Sukuna soltó una risa ronca por lo bajo. Concluyó algo cruelmente divertido al atar los cabos sueltos: Megumi palideciendo tras recibir un mensaje, verlo correr para comprar toallas femeninas sin detenerse a respirar hasta llegar a esa casa.

«Siempre pensando en lo más horrible y espantoso. Me encanta».

Gojō tuvo que morderse la lengua para aguantar la risa. Si Sukuna había entendido la maldad, él se negaría a compartir humor con el cuñado imbécil.

—¡Oh! ¿Nos trajiste un recuerdo? —anunció con la emoción digna de un niño en navidad.

—Ten. —Le presionó la bolsa con todo y producto a Yūji en el pecho—. Se lo das a Kugisaki o lo que sea. Nos vamos —le indicó a Sukuna, quien se limitó a encoger los hombros y salir por donde entró.

—¿No se quedan a comer? —preguntó Yūji, analizando con extrañeza el paquete de toallas destinadas a la higiene femenina.

¿Por qué Megumi le daría algo así para entregar a Nobara? ¿Habría tenido un accidente? ¿O pretendía jugarle una broma para que la chica lo descuartizara?
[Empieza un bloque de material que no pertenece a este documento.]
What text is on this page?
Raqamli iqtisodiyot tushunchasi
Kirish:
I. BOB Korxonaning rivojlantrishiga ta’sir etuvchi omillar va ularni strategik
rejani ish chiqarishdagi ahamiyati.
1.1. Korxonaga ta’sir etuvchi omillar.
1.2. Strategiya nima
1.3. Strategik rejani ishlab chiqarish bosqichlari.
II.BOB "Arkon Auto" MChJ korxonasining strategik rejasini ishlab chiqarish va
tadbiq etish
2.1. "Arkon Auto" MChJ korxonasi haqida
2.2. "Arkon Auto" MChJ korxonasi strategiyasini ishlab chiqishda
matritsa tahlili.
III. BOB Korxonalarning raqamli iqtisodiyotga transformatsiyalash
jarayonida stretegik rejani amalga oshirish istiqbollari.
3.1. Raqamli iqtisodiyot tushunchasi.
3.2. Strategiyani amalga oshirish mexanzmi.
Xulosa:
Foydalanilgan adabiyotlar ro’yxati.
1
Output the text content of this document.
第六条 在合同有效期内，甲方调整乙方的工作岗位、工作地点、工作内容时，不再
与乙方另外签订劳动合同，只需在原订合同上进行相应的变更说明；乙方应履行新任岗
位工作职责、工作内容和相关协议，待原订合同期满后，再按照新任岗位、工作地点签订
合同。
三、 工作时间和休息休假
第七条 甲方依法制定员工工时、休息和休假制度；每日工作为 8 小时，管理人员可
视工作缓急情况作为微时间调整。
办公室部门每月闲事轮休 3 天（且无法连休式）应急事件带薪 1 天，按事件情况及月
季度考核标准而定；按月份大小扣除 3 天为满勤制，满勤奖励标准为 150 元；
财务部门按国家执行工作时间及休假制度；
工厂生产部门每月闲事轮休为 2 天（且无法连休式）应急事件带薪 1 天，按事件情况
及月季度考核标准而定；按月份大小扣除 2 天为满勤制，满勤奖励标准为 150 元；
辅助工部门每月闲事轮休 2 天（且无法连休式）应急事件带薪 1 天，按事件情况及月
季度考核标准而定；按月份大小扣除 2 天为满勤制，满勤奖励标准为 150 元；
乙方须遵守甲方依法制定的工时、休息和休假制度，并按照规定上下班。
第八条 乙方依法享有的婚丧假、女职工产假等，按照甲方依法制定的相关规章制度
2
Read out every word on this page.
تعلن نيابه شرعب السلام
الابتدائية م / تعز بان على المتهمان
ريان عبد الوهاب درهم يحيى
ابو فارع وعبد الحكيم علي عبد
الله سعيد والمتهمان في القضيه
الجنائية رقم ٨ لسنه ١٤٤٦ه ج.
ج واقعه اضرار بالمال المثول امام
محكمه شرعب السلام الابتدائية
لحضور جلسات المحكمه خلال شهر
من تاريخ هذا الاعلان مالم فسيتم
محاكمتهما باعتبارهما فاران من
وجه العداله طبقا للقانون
Al poco tiempo llegó Shōko, quien no trató las heridas de su amigo hasta dar una cátedra a la pareja sobre los riesgos de llevar los «juegos» demasiado lejos. Le sorprendió que Yūji fuera capaz de dejar tremendas marcas –no lo puso en palabras– y que Gojō tuviera un lado masoquista escondido. Sin embargo, nunca lo había visto sonreír tanto como ahora que vivía con el muchacho.

Se quedó a comer porque no podía hablarles de salud cuando su desayuno esa mañana se conformó por un refresco de cola y tres cigarros.

Al ver interactuar a la parejita, descubrió que se hallaban a kilómetros de ser los clásicos tórtolos enamorados, era un poco más… idiotas. Tal para cual. Eran el ejemplo viviente de la frase «el amor es ciego», pero en su caso también era sordo y de nulo raciocinio.


—Esperen un momento —dijo Nobara, sentada a la mesa de la casa de Gojō, en la reunión semestral obligada con el dúo de bobos (y el anfitrión metiche) que tanto apreciaba—, déjenme ver si entendí. —Juntó las palmas en un aplauso, antes de proceder a señalar—. Gojō es suegro y cuñado de Sukuna; Yūji es papá adoptivo y cuñado de Fushiguro; Fushiguro es sobrino y novio de Sukuna… Me das asco, Fushiguro. ¿Cuál es la necesidad de andar con tu tío? Fetichista incestuoso.

—Cierto, cierto. —Yūji asintió, solemne, casi como un abuelo de ideales extremistas radicales, disgustado a mitad de una ponencia sobre el aborto y el feminismo; o sea, su propio y difunto abuelo—. Aunque, leyendo curiosidades en Internet descubrí que Sigmund Freud decía que buscas a alguien como tus padres de forma inconsciente. ¿Por qué Sukuna? No se parece en nada a sensei.

—No sé si lo has notado, pero Gojo-sensei es un molesto neandertal con el cerebro un poquito más desarrollado que el promedio y músculos por todos lados, igual que tu hermano.

—Ya les dije que Gojō no es mi papá —interrumpió Megumi la absurda plática unilateral.

—¡¿De verdad eso es lo que te preocupa?! —exclamó Gojō, trastocado por el hecho de que siempre que esos tres se juntaban, recibía puñetazos a su dignidad.

—¿Eso significa que veo a Sukuna como mi figura paterna y por eso me gusta Gojō-sensei?

—¡¿Tú tampoco me vas a defender?!

—Sensei, yo lo quiero mucho, pero no sé mentir… y tampoco me gusta hacerlo —completó con un inocente descaro tan habitual en él.

—¡Yūji!

—Aquí podemos ver justo el momento donde se le rompe el corazón —anunció Nobara, elaborando escuadras con cada mano para enfocar la desgracia ajena como si se tratase de un paparazzi capturando el desplante de algún famoso.